Max writes, “The Salathe Wall is 3,000 feet and 35 pitches (rope lengths). I had previously attempted El Cap five different times on several routes but was shut down due to various complications (mostly weather). Earlier this year I was stormed off when the wall turned to a waterfall and had substantial rock fall from the waterway above. Two weeks later I returned and was turned around on a solo attempt of the Zodiac route on the southeast face, from heat related illness in 100+ degrees. The weather can change drastically and knowing when to turn around is important. On our successful climb of the Salathe in early October we had great weather. Salathe has many infamous, wide cracks which take a while to climb. The first two days went smooth. The third day we encountered difficult conditions on the headwall section of the route where quite a bit of gear had previously ripped out, leaving broken metal in the cracks. We climbed all night through this section and slept 300 feet from the top. We reached the top the next morning and rappelled down.” All I can say is, “wow!”

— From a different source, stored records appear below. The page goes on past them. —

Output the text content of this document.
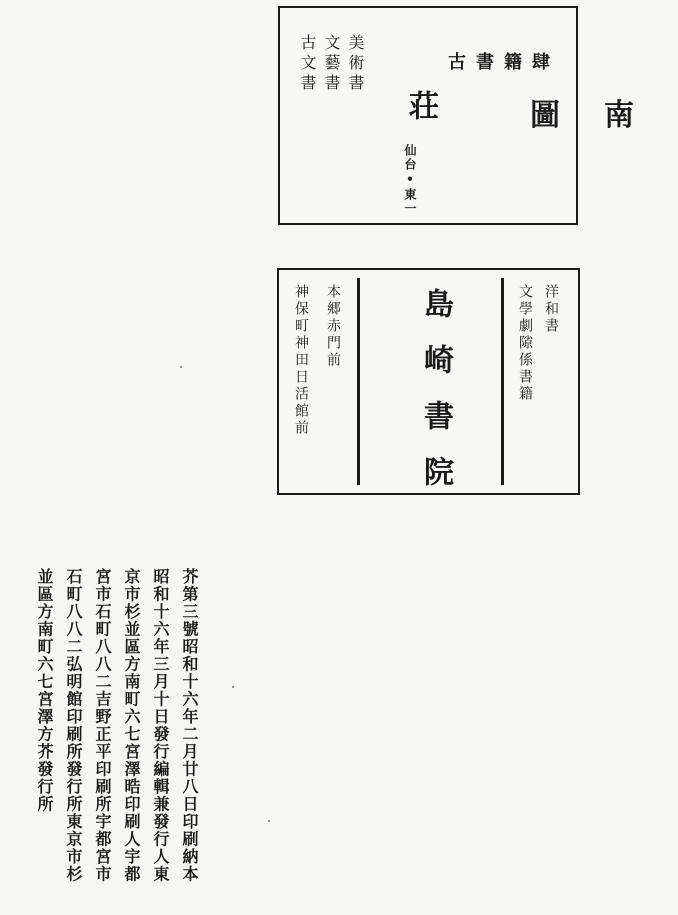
圖南
荘
古書籍肆
美術書
文藝書
古文書
仙台•東一
本郷赤門前
神保町神田日活館前	島崎書院	洋和書
文學劇𨻶係書籍
芥第三號昭和十六年二月廿八日印刷納本
昭和十六年三月十日發行編輯兼發行人東
京市杉並區方南町六七宮澤晧印刷人宇都
宮市石町八八二吉野正平印刷所宇都宮市
石町八八二弘明館印刷所發行所東京市杉
並區方南町六七宮澤方芥發行所
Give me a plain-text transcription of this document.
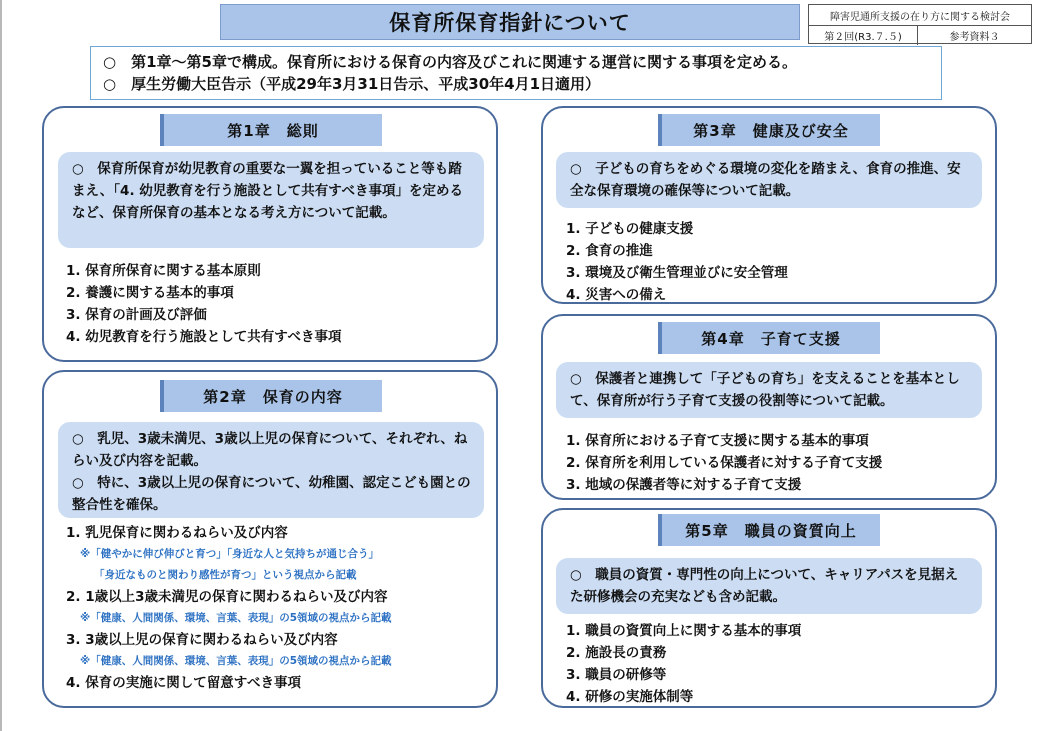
保育所保育指針について	障害児通所支援の在り方に関する検討会
第２回(R3.７.５)	参考資料３
○　第1章～第5章で構成。保育所における保育の内容及びこれに関連する運営に関する事項を定める。
○　厚生労働大臣告示（平成29年3月31日告示、平成30年4月1日適用）
第1章　総則

○　保育所保育が幼児教育の重要な一翼を担っていること等も踏まえ、「4. 幼児教育を行う施設として共有すべき事項」を定めるなど、保育所保育の基本となる考え方について記載。

1. 保育所保育に関する基本原則
2. 養護に関する基本的事項
3. 保育の計画及び評価
4. 幼児教育を行う施設として共有すべき事項
第2章　保育の内容

○　乳児、3歳未満児、3歳以上児の保育について、それぞれ、ねらい及び内容を記載。

○　特に、3歳以上児の保育について、幼稚園、認定こども園との整合性を確保。

1. 乳児保育に関わるねらい及び内容
※「健やかに伸び伸びと育つ」「身近な人と気持ちが通じ合う」
「身近なものと関わり感性が育つ」という視点から記載
2. 1歳以上3歳未満児の保育に関わるねらい及び内容
※「健康、人間関係、環境、言葉、表現」の5領域の視点から記載
3. 3歳以上児の保育に関わるねらい及び内容
※「健康、人間関係、環境、言葉、表現」の5領域の視点から記載
4. 保育の実施に関して留意すべき事項
第3章　健康及び安全

○　子どもの育ちをめぐる環境の変化を踏まえ、食育の推進、安全な保育環境の確保等について記載。

1. 子どもの健康支援
2. 食育の推進
3. 環境及び衛生管理並びに安全管理
4. 災害への備え
第4章　子育て支援

○　保護者と連携して「子どもの育ち」を支えることを基本として、保育所が行う子育て支援の役割等について記載。

1. 保育所における子育て支援に関する基本的事項
2. 保育所を利用している保護者に対する子育て支援
3. 地域の保護者等に対する子育て支援
第5章　職員の資質向上

○　職員の資質・専門性の向上について、キャリアパスを見据えた研修機会の充実なども含め記載。

1. 職員の資質向上に関する基本的事項
2. 施設長の責務
3. 職員の研修等
4. 研修の実施体制等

A couple of weeks ago, Marc Woodworth sent us this picture of a fox that was sunning itself in a neighbor's driveway on Cypress Avenue. The fox wasn't sick or anything, just hanging out for a little while. He soon got up and trotted away. Thanks, Marc!

Alicia Parks leads a yoga class on Wednesday mornings at St. Patrick's Church, and she wants to let people know that she's offering a free class for new clients, as a holiday gift. The class is 9:30-10:30 a.m. in Stevenson Hall. Check it out!